Aplausos do PS, do PSD, do PCP, do BE e de Os Verdes.

Celebramos o Dia da Liberdade, grande marco de viragem na história portuguesa contemporânea, em que ao derrube da ditadura sucedeu o erguer assumido da democracia.
Temos motivos para nos orgulharmos: um elevado nível de protecção das liberdades públicas, instituições baseadas no sufrágio e na alternância, liberdade de imprensa, liberdade religiosa, um poder judicial independente, a integração europeia, o bom relacionamento internacional, a amizade com os países outrora antigas colónias, políticas públicas de solidariedade e coesão, livre empresa, internacionalização e abertura económicas, concertação social, fortes dinâmicas municipais e autonómicas, abertura de espírito, diálogo, tolerância e respeito mútuo.

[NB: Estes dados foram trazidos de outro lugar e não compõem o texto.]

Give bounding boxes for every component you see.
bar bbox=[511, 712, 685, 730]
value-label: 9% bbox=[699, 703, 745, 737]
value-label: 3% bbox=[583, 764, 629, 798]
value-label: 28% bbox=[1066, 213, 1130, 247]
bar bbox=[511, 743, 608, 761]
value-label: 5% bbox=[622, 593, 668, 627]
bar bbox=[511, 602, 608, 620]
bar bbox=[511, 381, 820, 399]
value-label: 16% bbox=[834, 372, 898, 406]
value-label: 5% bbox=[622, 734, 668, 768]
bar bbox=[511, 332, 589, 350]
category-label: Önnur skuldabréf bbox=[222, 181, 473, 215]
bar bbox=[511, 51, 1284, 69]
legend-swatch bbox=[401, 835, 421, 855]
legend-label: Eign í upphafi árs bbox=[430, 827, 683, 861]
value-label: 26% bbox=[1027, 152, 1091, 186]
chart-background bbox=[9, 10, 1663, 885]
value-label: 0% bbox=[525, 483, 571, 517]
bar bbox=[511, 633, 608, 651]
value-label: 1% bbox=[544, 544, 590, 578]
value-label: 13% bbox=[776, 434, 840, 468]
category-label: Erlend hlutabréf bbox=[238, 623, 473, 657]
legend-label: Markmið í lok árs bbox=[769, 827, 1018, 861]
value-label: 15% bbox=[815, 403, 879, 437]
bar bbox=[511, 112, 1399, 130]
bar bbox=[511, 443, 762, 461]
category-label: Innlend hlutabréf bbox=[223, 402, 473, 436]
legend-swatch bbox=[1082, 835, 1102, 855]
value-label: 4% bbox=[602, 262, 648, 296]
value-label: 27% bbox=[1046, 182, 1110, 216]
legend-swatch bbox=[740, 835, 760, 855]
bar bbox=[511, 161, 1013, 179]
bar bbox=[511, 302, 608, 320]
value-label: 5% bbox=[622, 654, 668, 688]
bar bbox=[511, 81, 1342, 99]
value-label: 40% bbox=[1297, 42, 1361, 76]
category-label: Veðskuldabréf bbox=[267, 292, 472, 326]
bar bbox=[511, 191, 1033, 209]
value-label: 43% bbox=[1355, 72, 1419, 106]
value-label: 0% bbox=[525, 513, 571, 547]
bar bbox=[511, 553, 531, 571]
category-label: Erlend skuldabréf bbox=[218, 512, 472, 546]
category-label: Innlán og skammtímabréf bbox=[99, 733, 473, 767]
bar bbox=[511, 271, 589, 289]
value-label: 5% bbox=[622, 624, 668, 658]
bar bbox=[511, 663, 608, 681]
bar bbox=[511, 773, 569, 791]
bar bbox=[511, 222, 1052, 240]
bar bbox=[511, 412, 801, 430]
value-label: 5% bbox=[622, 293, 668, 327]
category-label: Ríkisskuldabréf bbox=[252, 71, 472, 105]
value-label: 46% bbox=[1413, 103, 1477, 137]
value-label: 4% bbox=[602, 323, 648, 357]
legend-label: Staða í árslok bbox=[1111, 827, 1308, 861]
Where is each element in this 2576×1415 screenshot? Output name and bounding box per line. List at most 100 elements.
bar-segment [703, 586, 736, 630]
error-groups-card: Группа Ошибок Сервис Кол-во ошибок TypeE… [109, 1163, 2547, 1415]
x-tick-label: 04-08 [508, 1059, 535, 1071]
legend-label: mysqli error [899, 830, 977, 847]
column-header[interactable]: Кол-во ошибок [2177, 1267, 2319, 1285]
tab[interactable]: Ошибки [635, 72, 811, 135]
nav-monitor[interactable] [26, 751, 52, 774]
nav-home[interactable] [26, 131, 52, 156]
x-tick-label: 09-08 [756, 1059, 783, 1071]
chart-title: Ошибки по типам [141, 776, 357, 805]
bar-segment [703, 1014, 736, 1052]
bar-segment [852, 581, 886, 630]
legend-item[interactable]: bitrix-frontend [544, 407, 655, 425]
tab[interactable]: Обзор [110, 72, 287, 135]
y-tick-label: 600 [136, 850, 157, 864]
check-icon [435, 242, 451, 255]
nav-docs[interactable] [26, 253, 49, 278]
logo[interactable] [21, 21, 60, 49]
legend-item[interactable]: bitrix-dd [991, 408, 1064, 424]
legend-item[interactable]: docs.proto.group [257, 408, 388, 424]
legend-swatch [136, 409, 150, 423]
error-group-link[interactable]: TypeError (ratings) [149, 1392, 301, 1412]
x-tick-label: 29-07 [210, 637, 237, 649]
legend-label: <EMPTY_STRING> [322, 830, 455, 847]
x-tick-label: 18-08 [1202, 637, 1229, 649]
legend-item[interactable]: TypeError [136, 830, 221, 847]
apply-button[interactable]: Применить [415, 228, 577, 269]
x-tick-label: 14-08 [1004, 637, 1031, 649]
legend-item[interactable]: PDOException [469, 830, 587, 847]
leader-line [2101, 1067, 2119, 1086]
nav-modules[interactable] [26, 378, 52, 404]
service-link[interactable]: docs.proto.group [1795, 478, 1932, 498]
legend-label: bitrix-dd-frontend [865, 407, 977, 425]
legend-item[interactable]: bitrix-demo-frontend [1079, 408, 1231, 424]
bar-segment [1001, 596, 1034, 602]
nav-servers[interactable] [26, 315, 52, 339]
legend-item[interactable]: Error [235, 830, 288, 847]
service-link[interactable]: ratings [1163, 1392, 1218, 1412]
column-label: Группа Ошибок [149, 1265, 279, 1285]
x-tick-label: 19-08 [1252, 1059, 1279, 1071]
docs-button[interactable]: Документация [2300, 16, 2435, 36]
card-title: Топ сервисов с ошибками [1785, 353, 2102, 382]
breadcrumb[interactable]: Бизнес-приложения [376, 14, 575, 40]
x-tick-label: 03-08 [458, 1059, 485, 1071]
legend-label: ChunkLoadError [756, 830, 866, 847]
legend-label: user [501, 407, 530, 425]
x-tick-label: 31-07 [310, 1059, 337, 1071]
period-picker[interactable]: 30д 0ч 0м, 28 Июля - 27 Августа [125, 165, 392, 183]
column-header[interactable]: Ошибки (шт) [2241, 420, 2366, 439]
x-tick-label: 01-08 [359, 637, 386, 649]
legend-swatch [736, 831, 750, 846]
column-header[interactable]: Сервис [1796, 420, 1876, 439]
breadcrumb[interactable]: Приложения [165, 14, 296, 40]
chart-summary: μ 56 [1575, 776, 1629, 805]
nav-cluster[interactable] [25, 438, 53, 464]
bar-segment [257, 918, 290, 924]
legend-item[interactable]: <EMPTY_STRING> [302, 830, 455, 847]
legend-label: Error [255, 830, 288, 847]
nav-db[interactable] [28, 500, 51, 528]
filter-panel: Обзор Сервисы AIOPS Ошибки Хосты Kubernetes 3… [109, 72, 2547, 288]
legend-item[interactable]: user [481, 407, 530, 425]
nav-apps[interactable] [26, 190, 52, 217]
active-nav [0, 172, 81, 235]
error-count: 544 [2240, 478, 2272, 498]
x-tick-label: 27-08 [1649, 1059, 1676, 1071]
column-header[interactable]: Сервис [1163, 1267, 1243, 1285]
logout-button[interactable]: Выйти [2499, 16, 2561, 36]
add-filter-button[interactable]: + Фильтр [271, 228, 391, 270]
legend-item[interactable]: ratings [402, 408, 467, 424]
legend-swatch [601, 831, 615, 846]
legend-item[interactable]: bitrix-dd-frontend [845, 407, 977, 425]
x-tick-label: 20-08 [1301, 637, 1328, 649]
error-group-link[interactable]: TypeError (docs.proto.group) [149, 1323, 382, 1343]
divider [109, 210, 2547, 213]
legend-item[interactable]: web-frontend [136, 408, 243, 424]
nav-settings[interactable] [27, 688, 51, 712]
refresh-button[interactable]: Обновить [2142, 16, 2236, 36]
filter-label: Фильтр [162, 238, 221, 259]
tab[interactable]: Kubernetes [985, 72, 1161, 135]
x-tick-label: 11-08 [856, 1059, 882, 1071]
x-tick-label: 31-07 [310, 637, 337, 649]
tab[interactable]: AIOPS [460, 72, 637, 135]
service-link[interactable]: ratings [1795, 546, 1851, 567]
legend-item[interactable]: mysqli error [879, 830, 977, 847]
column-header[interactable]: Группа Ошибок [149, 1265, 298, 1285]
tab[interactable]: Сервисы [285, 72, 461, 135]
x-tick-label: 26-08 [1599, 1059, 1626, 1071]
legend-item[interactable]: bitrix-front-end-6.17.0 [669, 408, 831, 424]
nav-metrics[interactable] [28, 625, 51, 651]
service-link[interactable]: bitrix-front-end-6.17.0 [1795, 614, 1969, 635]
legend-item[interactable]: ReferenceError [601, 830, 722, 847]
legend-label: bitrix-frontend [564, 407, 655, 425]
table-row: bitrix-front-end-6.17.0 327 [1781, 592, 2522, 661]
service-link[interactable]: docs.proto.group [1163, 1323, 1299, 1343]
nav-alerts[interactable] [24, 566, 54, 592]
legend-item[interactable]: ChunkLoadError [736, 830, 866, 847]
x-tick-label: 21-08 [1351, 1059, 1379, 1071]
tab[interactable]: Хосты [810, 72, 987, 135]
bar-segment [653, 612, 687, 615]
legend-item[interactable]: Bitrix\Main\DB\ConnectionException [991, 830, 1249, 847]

Temos também, e ainda, motivos para nos preocuparmos: os desequilíbrios nas contas públicas e nas contas externas, o crescimento lento da economia abaixo da média europeia, a concorrência acrescida no mercado único e nas relações comercias externas da União Europeia, a deslocalização de empresas, os níveis de investimento externo e interno retraídos e o difícil ajustamento do sector administrativo às exigências de uma política de crescimento forte.
Motivos de orgulho, motivos de preocupação.
Por isso, o Dia da Liberdade não pode também deixar de ser dia da responsabilidade.
Diante de vós, não gostaria, neste 33.° aniversário do 25 de Abril, de orientar as minhas palavras para traçar o que deve ser feito por terceiros, mas, sim, para reflectir sobre o que em especial nos cabe, enquanto Assembleia da República, fazer ao serviço do País.
Como Presidente de um órgão de soberania eminentemente plural, uso assim da liberdade que conquistámos com a Revolução dos Cravos para realçar toda a responsabilidade que temos diante de nós e para o fazer perante as portuguesas e os portugueses que nos elegeram.
Com a X Legislatura quase a meio do percurso, temos sido a sede de um intenso processo político e legislativo, aberto à opinião pública e aos meios de comunicação, e com repercussões em toda a vida nacional, dado o carácter estrutural de algumas das reformas, atenta a iniciativa do Governo e dos grupos parlamentares, a dinâmica poder-oposição — com salvaguarda absoluta dos direitos desta — e a expressão activa de variados grupos de interesses que acorrem à Assembleia da República para exprimir um leque muito variado de pontos de vista.
Sendo a instituição mais aberta e exposta do sistema político, verifico que registamos — de acordo com os estudos de opinião — uma quota positiva na apreciação dos nossos concidadãos e que, neste particular, o Parlamento português está claramente acima da média europeia na valoração face aos seus congéneres em outros Estados-membros e bem acima de outras instituições nacionais.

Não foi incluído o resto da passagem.